川崎競輪場で23日、S級シリーズ(FⅠ)が開幕する。緊急事態宣言も21日に解除され、今節はファンも入場できる。そんなファンに夜の花火を披露するのが、ガテン系イケメンの高久保雄介(34=京都)だ。
担ぎ上げたフレームに刻印されているのは「Yuta.W」の赤い文字。輪史最強の呼び声高い脇本雄太(32=福井)のフレームの証しだ。「ワッキー夫妻と自分たち夫婦で一緒にご飯を食べる機会があったんです。そこでいろいろ教えてもらいました」。輪界のトップをひた走り、東京五輪代表に内定している脇本から、どん欲に学ぼうとした。

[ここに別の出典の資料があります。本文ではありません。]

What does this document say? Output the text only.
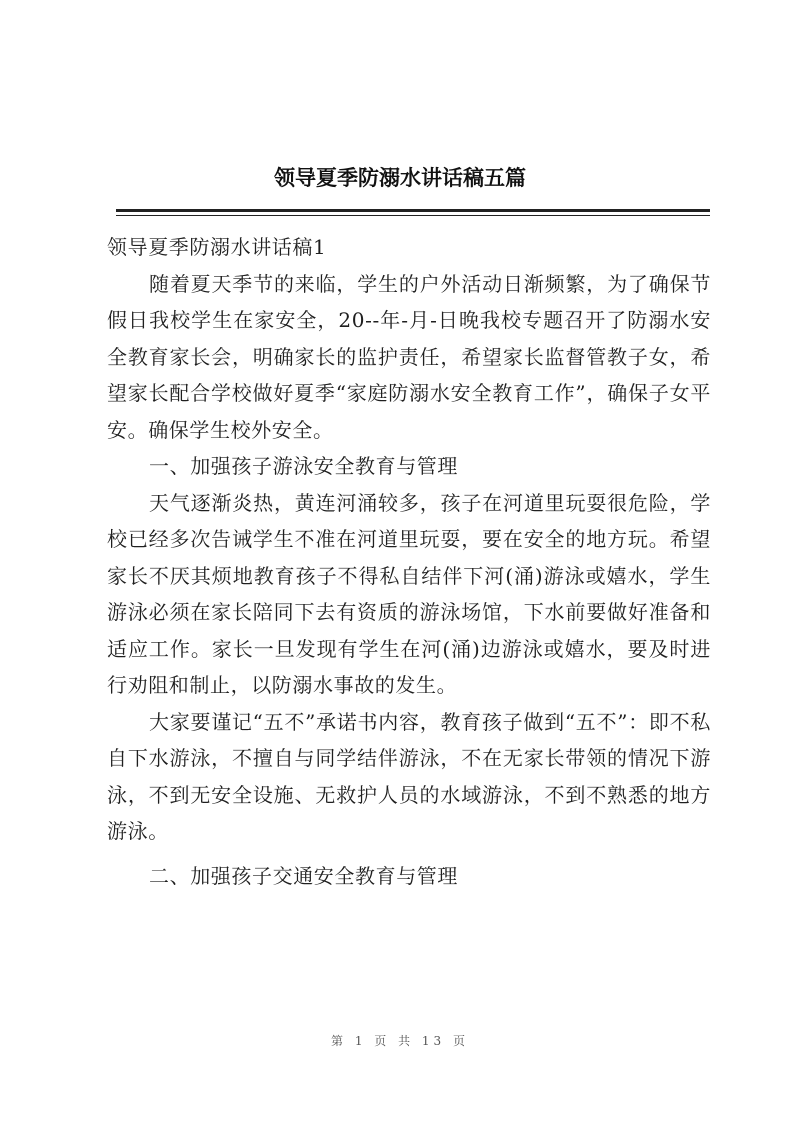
领导夏季防溺水讲话稿五篇

领导夏季防溺水讲话稿1

随着夏天季节的来临，学生的户外活动日渐频繁，为了确保节假日我校学生在家安全，20--年-月-日晚我校专题召开了防溺水安全教育家长会，明确家长的监护责任，希望家长监督管教子女，希望家长配合学校做好夏季“家庭防溺水安全教育工作”，确保子女平安。确保学生校外安全。

一、加强孩子游泳安全教育与管理

天气逐渐炎热，黄连河涌较多，孩子在河道里玩耍很危险，学校已经多次告诫学生不准在河道里玩耍，要在安全的地方玩。希望家长不厌其烦地教育孩子不得私自结伴下河(涌)游泳或嬉水，学生游泳必须在家长陪同下去有资质的游泳场馆，下水前要做好准备和适应工作。家长一旦发现有学生在河(涌)边游泳或嬉水，要及时进行劝阻和制止，以防溺水事故的发生。

大家要谨记“五不”承诺书内容，教育孩子做到“五不”：即不私自下水游泳，不擅自与同学结伴游泳，不在无家长带领的情况下游泳，不到无安全设施、无救护人员的水域游泳，不到不熟悉的地方游泳。

二、加强孩子交通安全教育与管理

第 1 页 共 13 页
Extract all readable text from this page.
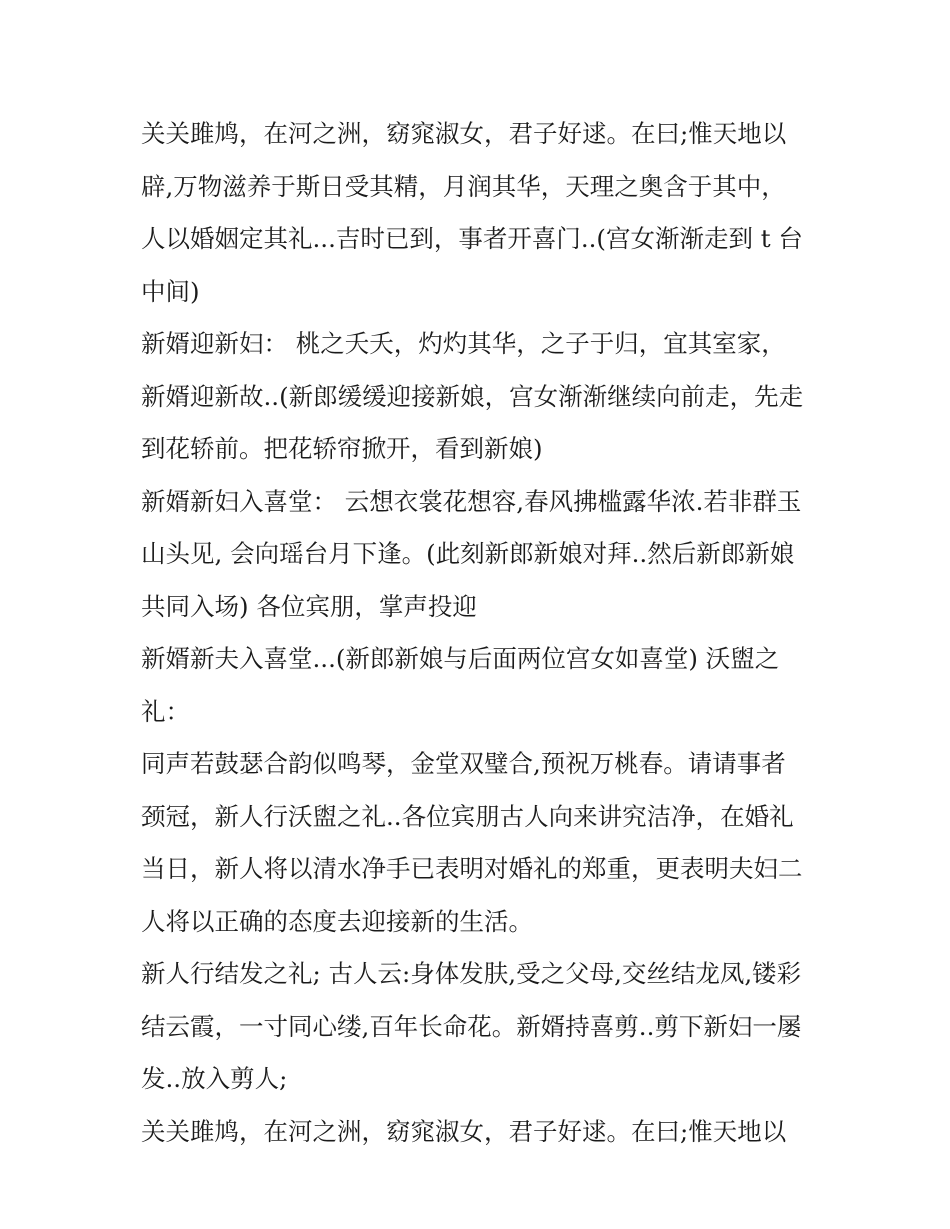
关关雎鸠，在河之洲，窈窕淑女，君子好逑。在曰;惟天地以
辟,万物滋养于斯日受其精，月润其华，天理之奥含于其中，
人以婚姻定其礼...吉时已到，事者开喜门..(宫女渐渐走到 t 台
中间)
新婿迎新妇： 桃之夭夭，灼灼其华，之子于归，宜其室家，
新婿迎新故..(新郎缓缓迎接新娘，宫女渐渐继续向前走，先走
到花轿前。把花轿帘掀开，看到新娘)
新婿新妇入喜堂： 云想衣裳花想容,春风拂槛露华浓.若非群玉
山头见, 会向瑶台月下逢。(此刻新郎新娘对拜..然后新郎新娘
共同入场) 各位宾朋，掌声投迎
新婿新夫入喜堂...(新郎新娘与后面两位宫女如喜堂) 沃盥之
礼：
同声若鼓瑟合韵似鸣琴，金堂双璧合,预祝万桃春。请请事者
颈冠，新人行沃盥之礼..各位宾朋古人向来讲究洁净，在婚礼
当日，新人将以清水净手已表明对婚礼的郑重，更表明夫妇二
人将以正确的态度去迎接新的生活。
新人行结发之礼; 古人云:身体发肤,受之父母,交丝结龙凤,镂彩
结云霞，一寸同心缕,百年长命花。新婿持喜剪..剪下新妇一屡
发..放入剪人;
关关雎鸠，在河之洲，窈窕淑女，君子好逑。在曰;惟天地以
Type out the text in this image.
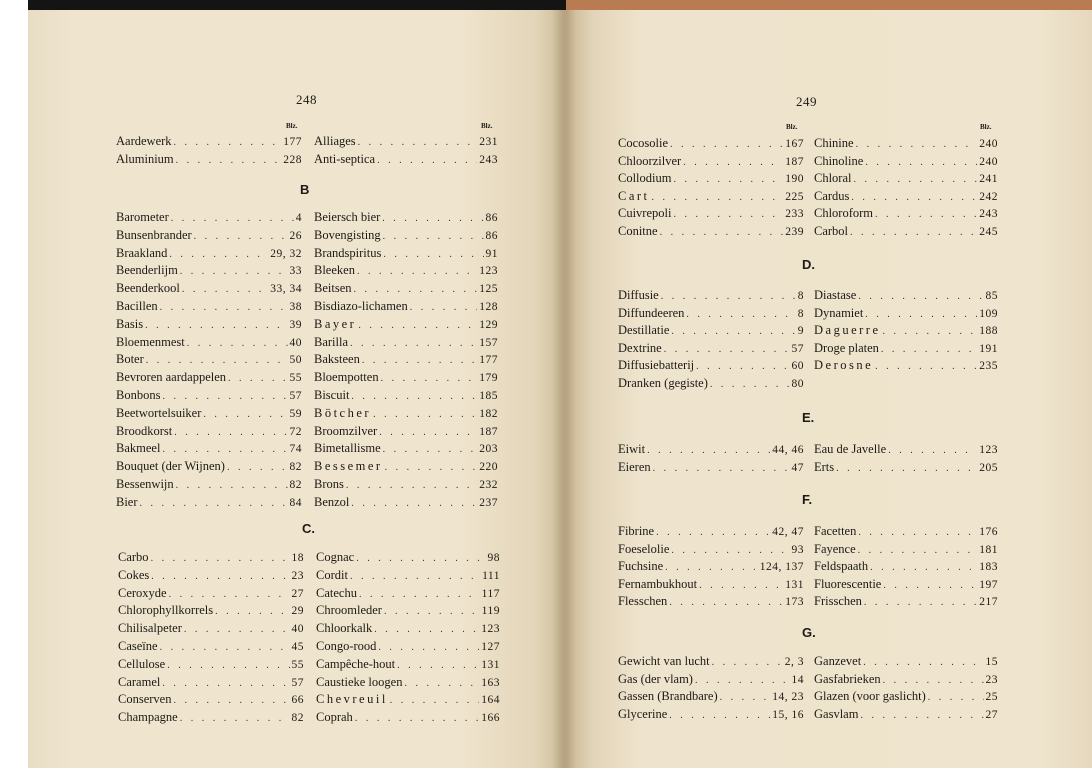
248
Blz.	Blz.
Aardewerk . . .	177
Aluminium . . .	228
Alliages . . .	231
Anti-septica . . .	243
B
Barometer . . .	4
Bunsenbrander . . .	26
Braakland . . .	29, 32
Beenderlijm . . .	33
Beenderkool . . .	33, 34
Bacillen . . .	38
Basis . . .	39
Bloemenmest . . .	40
Boter . . .	50
Bevroren aardappelen . . .	55
Bonbons . . .	57
Beetwortelsuiker . . .	59
Broodkorst . . .	72
Bakmeel . . .	74
Bouquet (der Wijnen) . . .	82
Bessenwijn . . .	82
Bier . . .	84
Beiersch bier . . .	86
Bovengisting . . .	86
Brandspiritus . . .	91
Bleeken . . .	123
Beitsen . . .	125
Bisdiazo-lichamen . . .	128
Bayer . . .	129
Barilla . . .	157
Baksteen . . .	177
Bloempotten . . .	179
Biscuit . . .	185
Bötcher . . .	182
Broomzilver . . .	187
Bimetallisme . . .	203
Bessemer . . .	220
Brons . . .	232
Benzol . . .	237
C.
Carbo . . .	18
Cokes . . .	23
Ceroxyde . . .	27
Chlorophyllkorrels . . .	29
Chilisalpeter . . .	40
Caseïne . . .	45
Cellulose . . .	55
Caramel . . .	57
Conserven . . .	66
Champagne . . .	82
Cognac . . .	98
Cordit . . .	111
Catechu . . .	117
Chroomleder . . .	119
Chloorkalk . . .	123
Congo-rood . . .	127
Campêche-hout . . .	131
Caustieke loogen . . .	163
Chevreuil . . .	164
Coprah . . .	166
249
Blz.	Blz.
Cocosolie . . .	167
Chloorzilver . . .	187
Collodium . . .	190
Cart . . .	225
Cuivrepoli . . .	233
Conitne . . .	239
Chinine . . .	240
Chinoline . . .	240
Chloral . . .	241
Cardus . . .	242
Chloroform . . .	243
Carbol . . .	245
D.
Diffusie . . .	8
Diffundeeren . . .	8
Destillatie . . .	9
Dextrine . . .	57
Diffusiebatterij . . .	60
Dranken (gegiste) . . .	80
Diastase . . .	85
Dynamiet . . .	109
Daguerre . . .	188
Droge platen . . .	191
Derosne . . .	235
E.
Eiwit . . .	44, 46
Eieren . . .	47
Eau de Javelle . . .	123
Erts . . .	205
F.
Fibrine . . .	42, 47
Foeselolie . . .	93
Fuchsine . . .	124, 137
Fernambukhout . . .	131
Flesschen . . .	173
Facetten . . .	176
Fayence . . .	181
Feldspaath . . .	183
Fluorescentie . . .	197
Frisschen . . .	217
G.
Gewicht van lucht . . .	2, 3
Gas (der vlam) . . .	14
Gassen (Brandbare) . . .	14, 23
Glycerine . . .	15, 16
Ganzevet . . .	15
Gasfabrieken . . .	23
Glazen (voor gaslicht) . . .	25
Gasvlam . . .	27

ナショナルチームを支える「ハイパフォーマンスセンターオブジャパンサイクリング」(HPCJC)仕込みの、新型機を脇本は操る。フレームについて聞くと「脇本は『乗ってみないと分からない』というので、じゃあ貸して」と、1台借り受けた。
3場所前の途中からレースでも乗ってみると「今まで乗ったことのない乗り味」だったという。まだ今の時点では「乗りにくい、乗りこなせていない」が「うまくいけば、火を噴く」と感じている。
容易ではないことも承知の上で、挑んでいる。初日(23日)のS級予選10Rはフレームの良さに近づきつつ、しっかりと人気に応えてみせる。